Closed kkaempf closed 2 years ago
So Im guessing this is about consolidating everything to use either github workers or cloud workers when needed. This can be done easily for toolkit, not sure about elemental end2end tests as those use VMs to test everything...
- but I think the release job should NOT use the build-host.
It was to speedup the build process, but can use a GH runner instead of s self-hosted one yes.
It was to speedup the build process, but can use a GH runner instead of s self-hosted one yes.
I think we need first to check what are we gonna release as part of the elemental releases. If its just the OCI artifacts then we can just use a github workers as that would take about 5 minutes.

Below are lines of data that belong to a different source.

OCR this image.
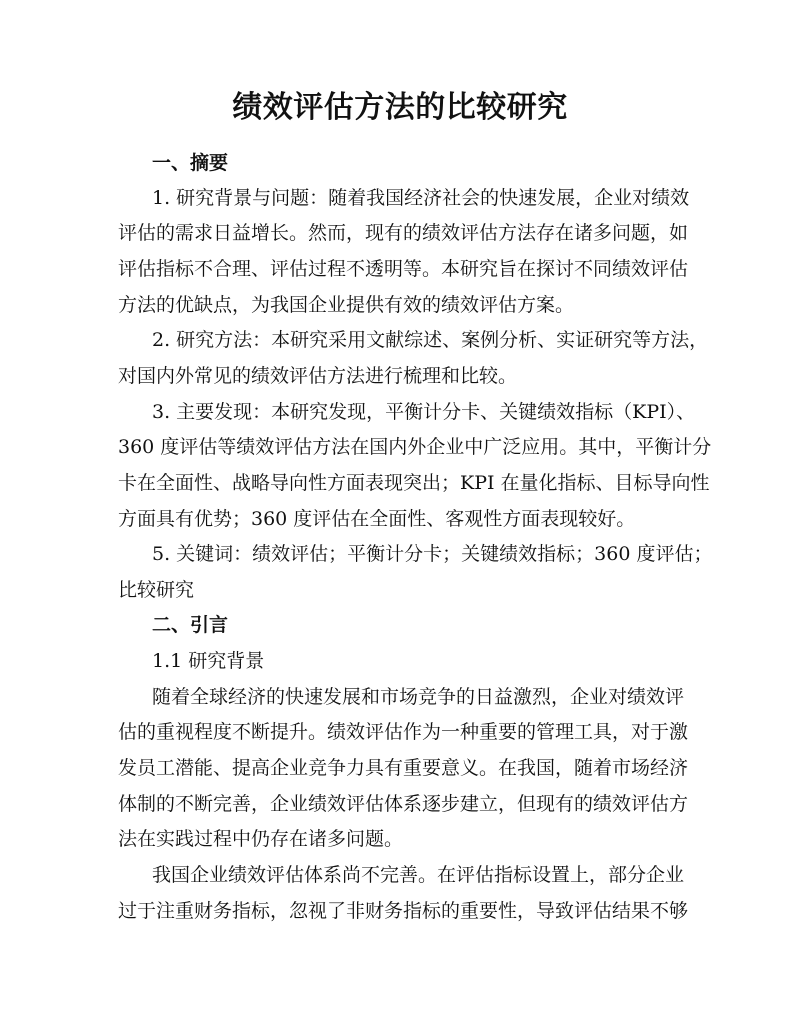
绩效评估方法的比较研究
一、摘要
1. 研究背景与问题：随着我国经济社会的快速发展，企业对绩效
评估的需求日益增长。然而，现有的绩效评估方法存在诸多问题，如
评估指标不合理、评估过程不透明等。本研究旨在探讨不同绩效评估
方法的优缺点，为我国企业提供有效的绩效评估方案。
2. 研究方法：本研究采用文献综述、案例分析、实证研究等方法，
对国内外常见的绩效评估方法进行梳理和比较。
3. 主要发现：本研究发现，平衡计分卡、关键绩效指标（KPI）、
360 度评估等绩效评估方法在国内外企业中广泛应用。其中，平衡计分
卡在全面性、战略导向性方面表现突出；KPI 在量化指标、目标导向性
方面具有优势；360 度评估在全面性、客观性方面表现较好。
5. 关键词：绩效评估；平衡计分卡；关键绩效指标；360 度评估；
比较研究
二、引言
1.1 研究背景
随着全球经济的快速发展和市场竞争的日益激烈，企业对绩效评
估的重视程度不断提升。绩效评估作为一种重要的管理工具，对于激
发员工潜能、提高企业竞争力具有重要意义。在我国，随着市场经济
体制的不断完善，企业绩效评估体系逐步建立，但现有的绩效评估方
法在实践过程中仍存在诸多问题。
我国企业绩效评估体系尚不完善。在评估指标设置上，部分企业
过于注重财务指标，忽视了非财务指标的重要性，导致评估结果不够
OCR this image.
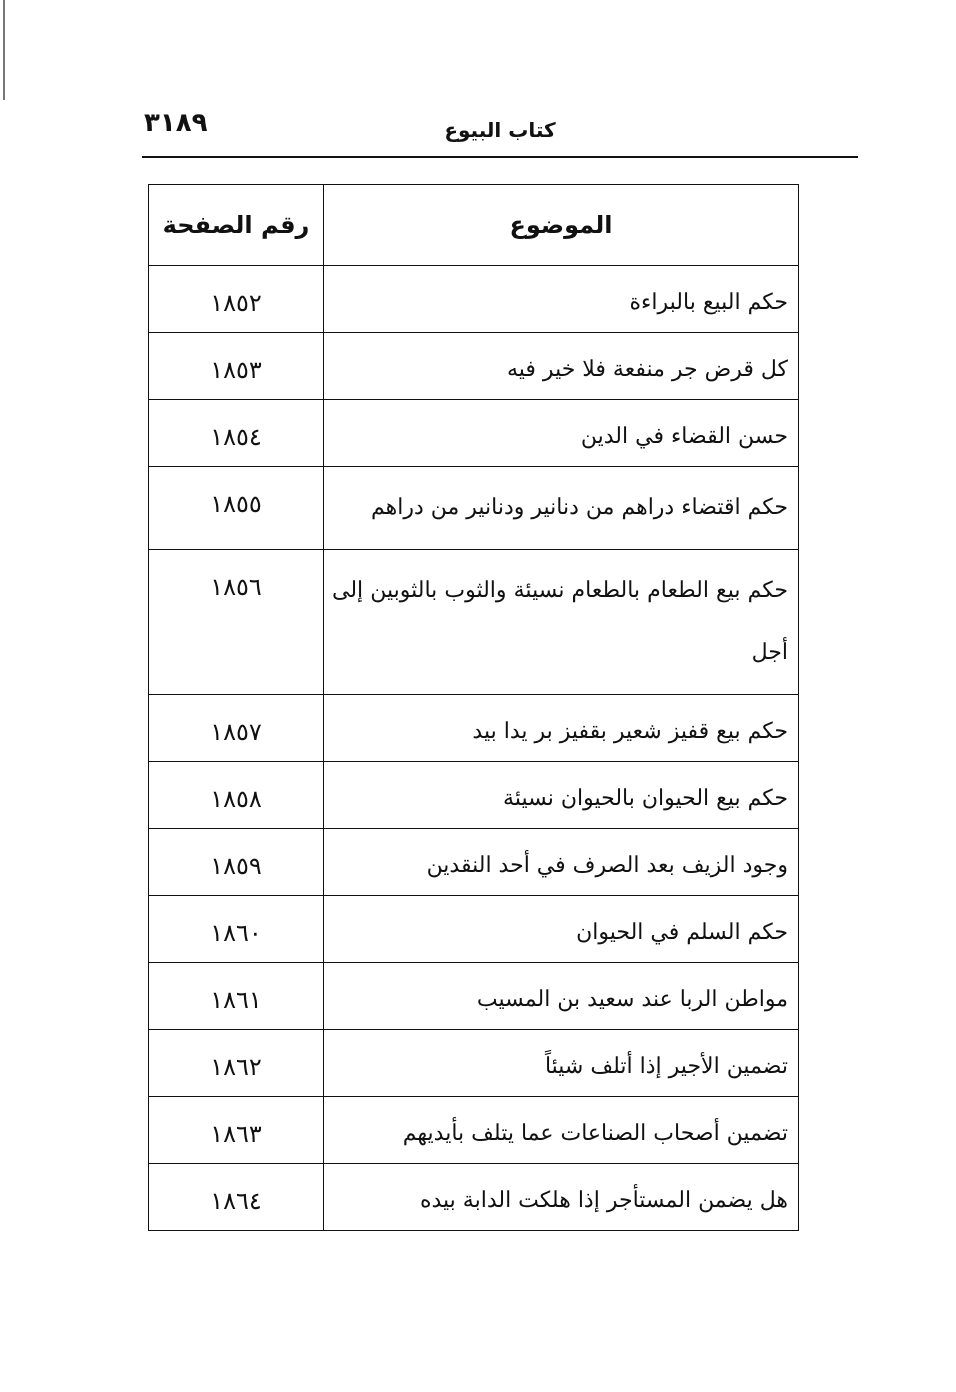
٣١٨٩	كتاب البيوع
الموضوع	رقم الصفحة
حكم البيع بالبراءة	١٨٥٢
كل قرض جر منفعة فلا خير فيه	١٨٥٣
حسن القضاء في الدين	١٨٥٤
حكم اقتضاء دراهم من دنانير ودنانير من دراهم	١٨٥٥
حكم بيع الطعام بالطعام نسيئة والثوب بالثوبين إلى أجل	١٨٥٦
حكم بيع قفيز شعير بقفيز بر يدا بيد	١٨٥٧
حكم بيع الحيوان بالحيوان نسيئة	١٨٥٨
وجود الزيف بعد الصرف في أحد النقدين	١٨٥٩
حكم السلم في الحيوان	١٨٦٠
مواطن الربا عند سعيد بن المسيب	١٨٦١
تضمين الأجير إذا أتلف شيئاً	١٨٦٢
تضمين أصحاب الصناعات عما يتلف بأيديهم	١٨٦٣
هل يضمن المستأجر إذا هلكت الدابة بيده	١٨٦٤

arm64 workers are available in GCE. I created an instance template called elemental-ci-runner-arm64-v2
which contains the bare minimum to support creating VMs that can run the runner. The template has an script attached to install dependencies and has me @davidcassany and @fgiudici keys also injected on the machine created via the template.
The only thing needed after create an instance from that template is to ssh in and download+run the worker service. Tested 1 instance with those steps (available on github -> runners -> add runner) and it results into a worker that runs the build jobs properly.
From my point of view GCE supports our use case for the arm64 workers should we decide to move in there, which I know @ldevulder was interested in.
Price of the machine would be 108$ per month.
Looks like GKE clusters are also available which could be a good way of deploying workers and save money, as the priceis per pod per hour, which seems to be much cheaper than a full vm.
The problem is as usual, we need to set a TOKEN_ID for the github runner and we either add it manually or create automation in a custom image to auto-get the TOKEN_ID. That requires a github PAT on the cluster config but has the potential to allow us to autoscale on times of a lot of traffic to the workers and scale down when there is none...
Azure containers seems to be work the same with AKE.
This options seems to be more expensive (seems like they are more suited to bringing them up and down on demand, i.e not sustained used) And requires development on our side to set it right for bringing those pods on demand.
Azure Arm instances are also available, so its mostly up to us to decide where to move everything. I have no preference one way or another.
@ldevulder could you comment on your preferred cloud operator in case the end2end tests should need to move on down the line? Same with @juadk for the UI tests.
I need to create a new arm64 runner and would like to know in which operator it needs to go :)
@ldevulder could you comment on your preferred cloud operator in case the end2end tests should need to move on down the line? Same with @juadk for the UI tests.
I prefer GCP over to Azure personally. I saw lot of sporadic issues on Azure compared to GCP.
Same to me, I'm not in love with Azure... I would go with GCP as well.
nice, that settles it GCE it is. Thanks folks!
Aws runner has been tear down and GCE runner has been setup. Several jobs have been triggered and all of them passed correctly.
@juadk @ldevulder Im wondering if you folks are gonna deploy the needed VMs for the e2e/UI jobs or am I supposed to do so?
In case you want me to do it, I would need some specs here like OS, vCPU, MEM, Disk space and speed. Cheers!
@juadk @ldevulder Im wondering if you folks are gonna deploy the needed VMs for the e2e/UI jobs or am I supposed to do so?
No, we will take care of this. But as I said to @davidcassany yesterday it's not high priority for me, we still have some E2E tests to (re)add and we have a deadline ;-). I will try to do this maybe in 2 weeks.
ok cool!
FYI I will work on this for E2E tests week 38.
Will be follow in issue https://github.com/rancher/elemental/issues/336.
Our current CI / workers / runners setup is somewhat 'spread' across internal and AWS machines. We should try to have it all in one place and properly documented.